Targeted microbubbles have ligands that bind specific receptors expressed by cell types of interest, such

as inflamed cells or cancer cells. They are under preclinical development. Current microbubbles in

development are composed of a lipid monolayer shell with a perflurocarbon gas core. The lipid shell is

also covered with a polyethylene glycol (PEG) layer. PEG prevents microbubble aggregation and makes

the microbubble more non-reactive. It temporarily “hides” the microbubble from the immune system

uptake, increasing the amount of circulation time, and hence, imaging time. In addition to the PEG layer,

the shell is modified with molecules that allow for the attachment of ligands that bind certain receptors.

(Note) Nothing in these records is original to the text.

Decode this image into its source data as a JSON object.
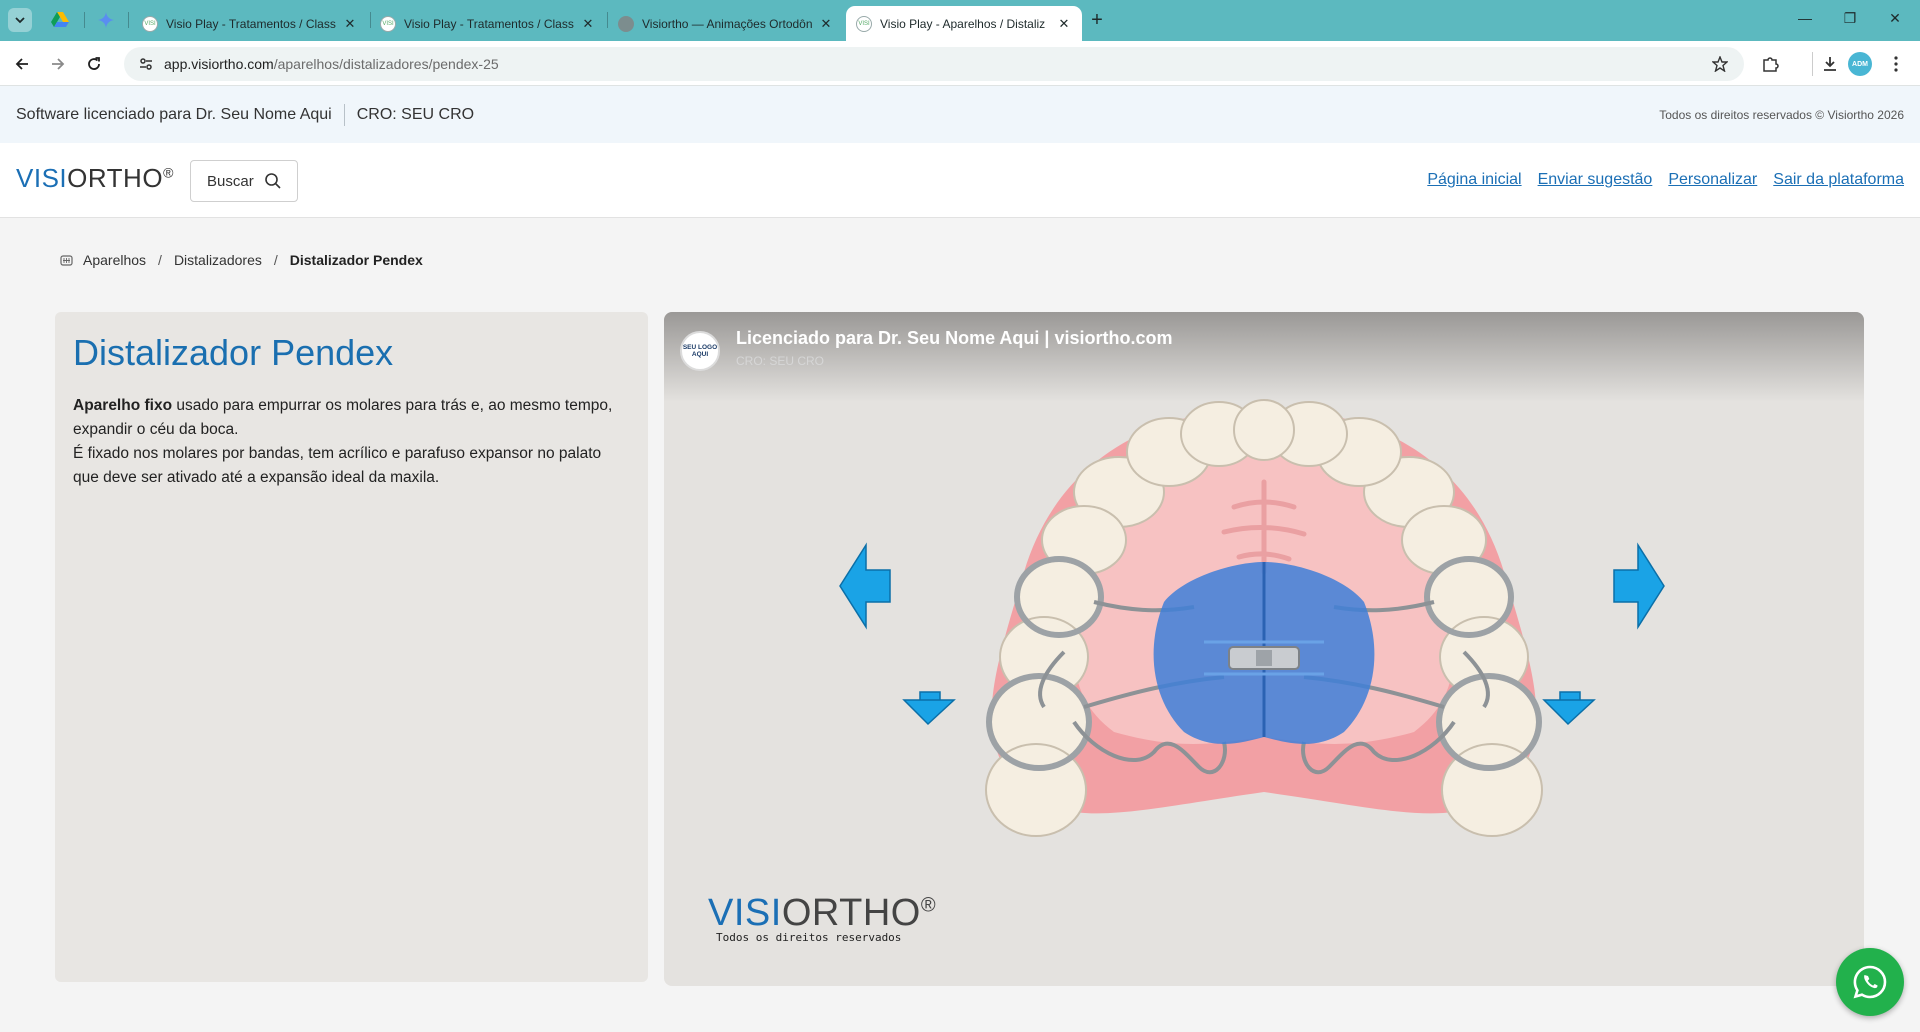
{
  "browser": {
    "tabs": [
      {
        "title": "Visio Play - Tratamentos / Classe",
        "favicon": "visio-icon"
      },
      {
        "title": "Visio Play - Tratamentos / Classe",
        "favicon": "visio-icon"
      },
      {
        "title": "Visiortho — Animações Ortodônticas",
        "favicon": "globe-icon"
      },
      {
        "title": "Visio Play - Aparelhos / Distaliz",
        "favicon": "visio-icon",
        "active": true
      }
    ],
    "pinned": [
      "google-drive-icon",
      "gemini-icon"
    ],
    "url_host": "app.visiortho.com",
    "url_path": "/aparelhos/distalizadores/pendex-25",
    "profile_label": "ADM"
  },
  "license_bar": {
    "licensed_to": "Software licenciado para Dr. Seu Nome Aqui",
    "cro": "CRO: SEU CRO",
    "rights": "Todos os direitos reservados © Visiortho 2026"
  },
  "header": {
    "brand_visi": "VISI",
    "brand_ortho": "ORTHO",
    "brand_reg": "®",
    "search_label": "Buscar",
    "nav": [
      "Página inicial",
      "Enviar sugestão",
      "Personalizar",
      "Sair da plataforma"
    ]
  },
  "breadcrumb": {
    "items": [
      "Aparelhos",
      "Distalizadores"
    ],
    "separator": "/",
    "current": "Distalizador Pendex"
  },
  "info": {
    "title": "Distalizador Pendex",
    "desc_bold": "Aparelho  fixo",
    "desc_line1": " usado para empurrar os molares para trás e, ao mesmo tempo, expandir o céu da boca.",
    "desc_line2": "É fixado nos molares por bandas, tem acrílico e parafuso expansor no palato que deve ser ativado até a expansão ideal da maxila."
  },
  "video": {
    "seal_text": "SEU LOGO AQUI",
    "license_text": "Licenciado para Dr. Seu Nome Aqui | visiortho.com",
    "cro_text": "CRO: SEU CRO",
    "wm_visi": "VISI",
    "wm_ortho": "ORTHO",
    "wm_reg": "®",
    "wm_rights": "Todos os direitos reservados"
  },
  "colors": {
    "tabbar": "#5cb9bf",
    "brand_blue": "#1b6fb5",
    "link_blue": "#1b6fb5",
    "whatsapp_green": "#22b14c",
    "arrow_blue": "#1aa3e6"
  }
}
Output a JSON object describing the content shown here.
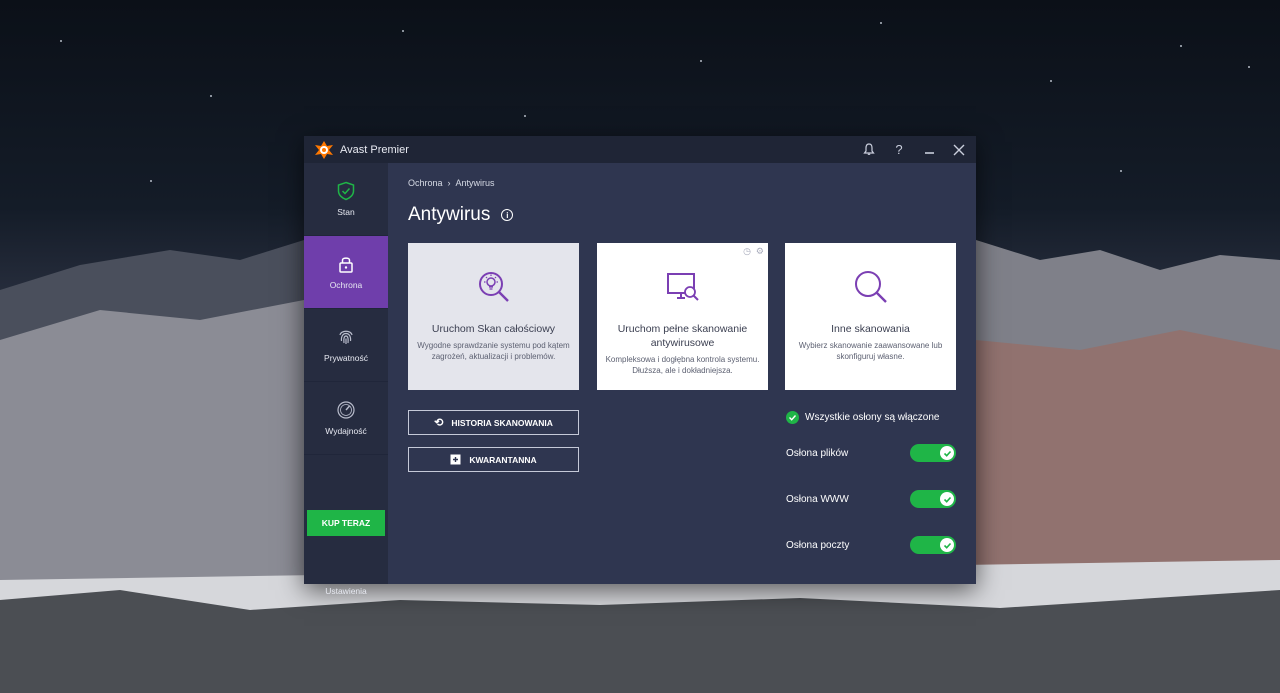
{
  "app": {
    "title": "Avast Premier",
    "accent_color": "#6f3eab",
    "success_color": "#1fb547"
  },
  "titlebar": {
    "icons": [
      "bell-icon",
      "help-icon",
      "minimize-icon",
      "close-icon"
    ],
    "help_label": "?"
  },
  "sidebar": {
    "items": [
      {
        "label": "Stan",
        "icon": "shield-check-icon",
        "active": false
      },
      {
        "label": "Ochrona",
        "icon": "lock-icon",
        "active": true
      },
      {
        "label": "Prywatność",
        "icon": "fingerprint-icon",
        "active": false
      },
      {
        "label": "Wydajność",
        "icon": "speedometer-icon",
        "active": false
      }
    ],
    "buy_label": "KUP TERAZ",
    "settings_label": "Ustawienia"
  },
  "main": {
    "breadcrumb": [
      "Ochrona",
      "Antywirus"
    ],
    "breadcrumb_sep": "›",
    "title": "Antywirus",
    "cards": [
      {
        "title": "Uruchom Skan całościowy",
        "desc": "Wygodne sprawdzanie systemu pod kątem zagrożeń, aktualizacji i problemów.",
        "icon": "smart-scan-icon"
      },
      {
        "title": "Uruchom pełne skanowanie antywirusowe",
        "desc": "Kompleksowa i dogłębna kontrola systemu. Dłuższa, ale i dokładniejsza.",
        "icon": "monitor-scan-icon"
      },
      {
        "title": "Inne skanowania",
        "desc": "Wybierz skanowanie zaawansowane lub skonfiguruj własne.",
        "icon": "magnifier-icon"
      }
    ],
    "buttons": {
      "history": "HISTORIA SKANOWANIA",
      "quarantine": "KWARANTANNA"
    },
    "status": "Wszystkie osłony są włączone",
    "shields": [
      {
        "label": "Osłona plików",
        "enabled": true
      },
      {
        "label": "Osłona WWW",
        "enabled": true
      },
      {
        "label": "Osłona poczty",
        "enabled": true
      }
    ]
  }
}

These ligands are attached to the microbubbles using carbodiimide, maleimide, or biotin-streptavidin

coupling. Biotin-streptavidin is the most popular coupling strategy because biotin’s affinity for

streptavidin is very strong and it is easy to label the ligands with biotin. Currently, these ligands are

monoclonal antibodies produced from animal cell cultures that bind specifically to receptors and

molecules expressed by the target cell type. Since the antibodies are not humanized, they will elicit an

immune response when used in human therapy. Humanizing antibodies is an expensive and time-intensive

process, so it would be ideal to find an alternative source of ligands, such as synthetically manufactured

targeting peptides that perform the same function, but without the immune issues.